Relationship Between Gut Bacteria and Blood Cell Development Helps Immune System Fight Infection

The human relationship with microbial life is complicated. At almost any supermarket, you can pick up both antibacterial soap and probiotic yogurt during the same shopping trip. Although there are types of bacteria that can make us sick, Caltech professor of biology and biological engineering Dr. Sarkis Mazmanian and his team are most interested in the thousands of other bacteria—many already living inside our bodies—that actually keep us healthy. His past work in mice has shown that restoring populations of beneficial bacteria can help alleviate the symptoms of inflammatory bowel disease, multiple sclerosis, and even autism. Now, he and his team have found that these good bugs might also prepare the immune cells in our blood to fight infections from harmful bacteria. In the recent study, published on March 12, 2014 in the journal Cell Host & Microbe, the researchers found that beneficial gut bacteria were necessary for the development of innate immune cells—specialized types of white blood cells that serve as the body's first line of defense against invading pathogens.
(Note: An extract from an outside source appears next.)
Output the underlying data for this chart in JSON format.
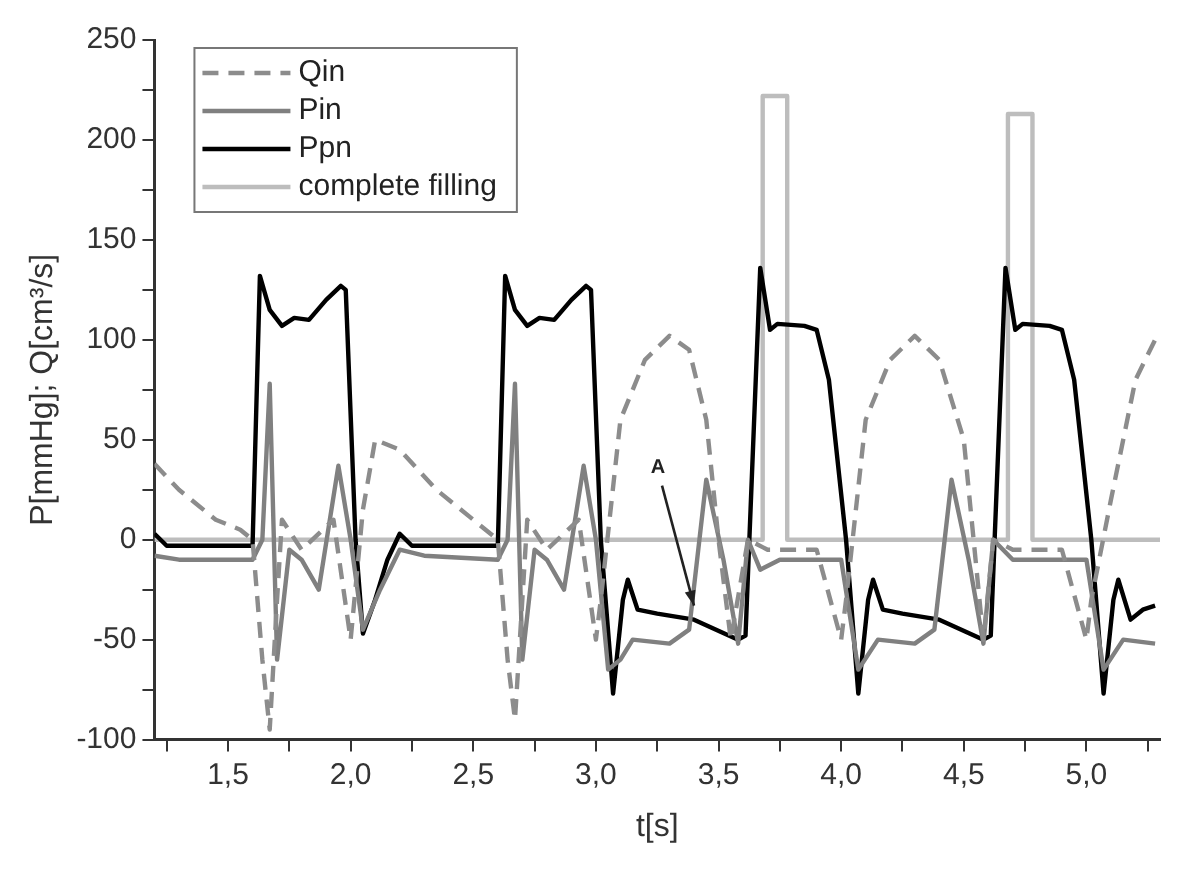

In addition to circulating in the blood, reserve stores of immune cells are also kept in the spleen and in the bone marrow. When the researchers looked at the immune cell populations in these areas in so-called germ-free mice, born without gut bacteria, and in healthy mice with a normal population of microbes in the gut, they found that germ-free mice had fewer immune cells—specifically macrophages, monocytes, and neutrophils—than healthy mice. Germ-free mice also had fewer granulocyte and monocyte progenitor cells, stemlike cells that can eventually differentiate into a few types of mature immune cells. And the innate immune cells that were in the spleen were defective—never fully reaching the proportions found in healthy mice with a diverse population of gut microbes.